What do you call your SO's Parents?

Inspired by this thread.

My bf and I have been dating for 2 years and don’t intend to change that anytime soon as far as I’m aware.

When there are no wedding bands involved, but there’s a committed relationship - it can be interesting to refer to each other’s family. I know my bf has confessed accidentally referring to my mom as his MIL.

For me, I call his mom “Miss Firstname” because it’s a southern thing and isn’t so formal. He calls my mom by her first name. Neither of our dads are living, so it’s a non-issue.

What about you? Are you in a long-term non-marital relationship, and if so, how do you address the non-in-laws?

Before my marriage, I called my in-laws by their first names, as that was how they introduced themselves to me. After the marriage, nothing has changed.

I rarely call her anything but I’d use her first name. My wife calls my mother by her first name as well.

I never really feel comfortable doing so though and tend to use some slightly more polite variant of “Hey you” depending on the circumstance. I’ve been the same with all my long-term partners’ parents.

Generally, I try to avoid calling my in-laws by name. I can usually structure the conversation so that it isn’t necessary. I will use their given names if necessary, but in 25 years, it’s only been necessary about twice.

I call my FIL by his name.

The MIL is “the horrifying evil whose name shall never be uttered.”

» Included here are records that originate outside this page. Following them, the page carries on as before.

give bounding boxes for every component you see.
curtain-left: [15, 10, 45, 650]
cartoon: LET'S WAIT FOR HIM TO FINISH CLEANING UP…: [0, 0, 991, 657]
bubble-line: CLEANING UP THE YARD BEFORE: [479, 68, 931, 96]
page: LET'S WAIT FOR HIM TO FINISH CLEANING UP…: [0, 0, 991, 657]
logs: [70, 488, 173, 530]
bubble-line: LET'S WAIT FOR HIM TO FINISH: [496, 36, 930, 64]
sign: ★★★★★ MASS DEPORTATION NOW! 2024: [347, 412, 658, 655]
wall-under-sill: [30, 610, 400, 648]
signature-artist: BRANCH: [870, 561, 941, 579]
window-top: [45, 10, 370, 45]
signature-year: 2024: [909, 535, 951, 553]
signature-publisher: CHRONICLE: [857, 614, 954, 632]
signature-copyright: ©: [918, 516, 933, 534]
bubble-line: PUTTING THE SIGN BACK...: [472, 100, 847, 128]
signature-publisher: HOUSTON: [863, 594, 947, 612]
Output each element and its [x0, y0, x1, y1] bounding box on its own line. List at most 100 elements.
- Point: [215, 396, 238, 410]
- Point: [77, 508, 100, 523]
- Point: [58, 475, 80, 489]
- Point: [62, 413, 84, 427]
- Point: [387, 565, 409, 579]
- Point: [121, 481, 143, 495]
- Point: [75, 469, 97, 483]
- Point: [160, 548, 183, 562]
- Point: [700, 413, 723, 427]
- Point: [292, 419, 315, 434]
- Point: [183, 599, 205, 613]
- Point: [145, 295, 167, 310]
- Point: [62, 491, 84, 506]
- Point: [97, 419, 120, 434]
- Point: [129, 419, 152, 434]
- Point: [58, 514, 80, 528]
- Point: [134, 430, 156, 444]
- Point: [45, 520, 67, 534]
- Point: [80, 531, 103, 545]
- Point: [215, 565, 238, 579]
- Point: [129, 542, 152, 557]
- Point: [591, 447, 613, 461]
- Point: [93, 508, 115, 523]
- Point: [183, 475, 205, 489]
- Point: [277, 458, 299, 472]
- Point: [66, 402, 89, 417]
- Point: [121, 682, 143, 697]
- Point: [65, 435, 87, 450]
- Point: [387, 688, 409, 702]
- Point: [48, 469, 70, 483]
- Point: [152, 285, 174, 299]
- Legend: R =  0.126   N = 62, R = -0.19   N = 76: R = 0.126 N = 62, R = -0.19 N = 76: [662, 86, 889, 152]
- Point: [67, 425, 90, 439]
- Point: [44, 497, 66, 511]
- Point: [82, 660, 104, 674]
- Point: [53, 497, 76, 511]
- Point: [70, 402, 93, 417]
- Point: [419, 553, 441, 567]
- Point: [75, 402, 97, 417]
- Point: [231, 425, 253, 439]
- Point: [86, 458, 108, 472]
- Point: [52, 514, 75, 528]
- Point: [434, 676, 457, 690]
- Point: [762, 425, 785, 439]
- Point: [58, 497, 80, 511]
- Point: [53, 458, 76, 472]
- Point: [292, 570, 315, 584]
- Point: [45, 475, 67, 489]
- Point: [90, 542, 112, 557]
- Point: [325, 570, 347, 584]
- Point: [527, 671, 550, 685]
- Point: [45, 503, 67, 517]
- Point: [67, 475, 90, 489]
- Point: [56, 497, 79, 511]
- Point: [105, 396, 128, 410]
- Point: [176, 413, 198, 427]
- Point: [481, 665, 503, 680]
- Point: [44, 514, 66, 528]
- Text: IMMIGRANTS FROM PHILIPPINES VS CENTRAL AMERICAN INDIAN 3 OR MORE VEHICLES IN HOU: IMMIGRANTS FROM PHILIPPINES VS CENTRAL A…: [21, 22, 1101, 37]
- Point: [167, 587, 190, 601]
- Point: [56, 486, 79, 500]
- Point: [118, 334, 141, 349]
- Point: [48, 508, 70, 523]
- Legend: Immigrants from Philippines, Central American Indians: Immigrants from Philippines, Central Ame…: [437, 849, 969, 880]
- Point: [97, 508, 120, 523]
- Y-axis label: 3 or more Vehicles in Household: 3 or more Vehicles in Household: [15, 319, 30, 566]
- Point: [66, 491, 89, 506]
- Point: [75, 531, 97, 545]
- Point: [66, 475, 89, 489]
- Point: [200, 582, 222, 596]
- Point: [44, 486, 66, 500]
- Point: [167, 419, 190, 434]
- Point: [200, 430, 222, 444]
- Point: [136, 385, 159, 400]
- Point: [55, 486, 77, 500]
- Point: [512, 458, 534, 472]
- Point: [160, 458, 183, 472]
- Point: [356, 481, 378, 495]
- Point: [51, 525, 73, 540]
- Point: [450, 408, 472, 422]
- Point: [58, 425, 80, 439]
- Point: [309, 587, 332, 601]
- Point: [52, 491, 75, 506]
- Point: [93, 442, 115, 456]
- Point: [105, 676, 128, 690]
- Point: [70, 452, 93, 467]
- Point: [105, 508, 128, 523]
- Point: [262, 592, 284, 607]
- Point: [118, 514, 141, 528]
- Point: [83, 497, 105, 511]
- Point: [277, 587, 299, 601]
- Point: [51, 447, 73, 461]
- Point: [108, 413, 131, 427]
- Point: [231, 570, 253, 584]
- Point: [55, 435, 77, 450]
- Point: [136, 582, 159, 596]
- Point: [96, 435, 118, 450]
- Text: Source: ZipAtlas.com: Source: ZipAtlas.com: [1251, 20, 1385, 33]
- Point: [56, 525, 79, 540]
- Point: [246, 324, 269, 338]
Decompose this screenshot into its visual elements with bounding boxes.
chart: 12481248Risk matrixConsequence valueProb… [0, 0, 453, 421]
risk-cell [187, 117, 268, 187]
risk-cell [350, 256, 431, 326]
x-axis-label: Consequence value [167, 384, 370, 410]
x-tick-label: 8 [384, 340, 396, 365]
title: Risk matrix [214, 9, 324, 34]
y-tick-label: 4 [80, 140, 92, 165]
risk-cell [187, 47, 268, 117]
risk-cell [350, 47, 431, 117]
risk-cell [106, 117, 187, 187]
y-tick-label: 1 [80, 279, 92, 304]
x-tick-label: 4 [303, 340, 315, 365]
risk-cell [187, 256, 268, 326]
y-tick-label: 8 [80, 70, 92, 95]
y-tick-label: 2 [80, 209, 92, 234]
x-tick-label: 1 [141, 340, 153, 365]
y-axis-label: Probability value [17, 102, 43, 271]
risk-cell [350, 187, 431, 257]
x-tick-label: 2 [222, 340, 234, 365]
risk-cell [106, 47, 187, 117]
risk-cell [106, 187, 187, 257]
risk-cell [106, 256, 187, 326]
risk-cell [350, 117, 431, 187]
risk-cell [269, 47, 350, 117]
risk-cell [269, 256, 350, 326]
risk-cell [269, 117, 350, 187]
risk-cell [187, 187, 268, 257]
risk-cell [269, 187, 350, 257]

Actually, in general I try to avoid calling them by name, similar to BrotherCadfael.

Back when I was in a really serious relationship I used my girl’s mom’s first name. My ex called my mom “mom.”

I call my GF’s mom “Mom” in direct address. I’ve never even learned her name, because my GF only refers to her as “my mom.” She lives in a different state and I haven’t met her yet, when she calls on the phone and I pick up, I say “Hi, Mom!”

Well, shoot, I went and voted in the other poll, but perhaps I shouldn’t have. The Other Horseshoe and I aren’t married (we’re going on 8 years together now) but we live as married, so that’s why I felt free to vote.

Anyway, I call his parents by their given names. We’re on warm terms.

I have a very bad relationship with my own parents, but if we were on speaking & visiting terms, I suspect my mother would prefer that The Other Shoe refer to her and address her as Mrs. Lastname. She’s really formal like that, and hates being addressed by her first name.

(Then again, she threw a fit once when we were getting lunch on vacation, because the waiter handed me the menu before her. At a casual beachside restaurant, fer Pete’s sake! She’s big on formality.)

We just won’t tell her that we usually refer to her as “that evil bitch” instead of as Mrs. Lastname. :slight_smile:

Mrs. Wang, although note that (a) she didn’t speak English very well, and (b) I really didn’t talk to her many times before she passed away. So we didn’t have a close relationship.

Oh. I posted in the other thread. We’re not married, but we’ve been together for ten years (well, we will have been if we make it through the next month!) and I definitely think of them as my in-laws. So to reiterate: I call them by their first names. I’m not sure that my partner calls my parents anything if it can possibly be avoided. I mean they get on great and talk to each other a lot, just not by name/honorific/endearment.

I call my mother-in-law “Edith”.
I call my father-in-law “Dearly Departed”.

Likewise for me before and during my marriage.

I don’t call mine by name. I’m not comfortable calling them by their first names (I dunno why, I’m just not) and they don’t like me calling them Mr./Mrs. Lastname, so I just don’t call them anything. It’s easier that way.

When I was a teenager, I called them Mr. & Mrs. Lastname, but towards the end of my 20s I started calling them Cheryl & John.

I call them by their first names if I have to, but it makes me uncomfortable. They don’t want me to call them Mr and Mrs, though.

My SO calls my parents the Korean version of mother and father. I think it freaks them out a little for a white guy to call them abunim and omonim.

me too!

I call my PIL Mr Firstname and Mrs. Firstname
My wife called my parents by their first names (as per their reuqest)

Memere and Pop - just like all the grandkids and occasionally their own kids. My boyfriend always calls his dad Pop and usually calls his mom memere but sometimes will call her mom.

I have no clue what he’d call my mom. He sees her a couple times a year but I don’t think he’s ever had a reason to call her a name.

My dad is a non issue because he’s seen him only once or twice and none of us like him.

I haven’t developed any sort of bond with Mig’s mama. We don’t speak the same language, not even a little bit, and she lives far away in a tiny village in Mexico.

Plus she still kinda scares me.

Joyce and Andy, both before and after we got married. I have a great relationship with Joyce, and a cordial but not warm relationship with Andy (I’m still kind of intimidated by him and not sure he totally approves of me). My husband’s brothers’ wives call them the same, and did before they got married as well.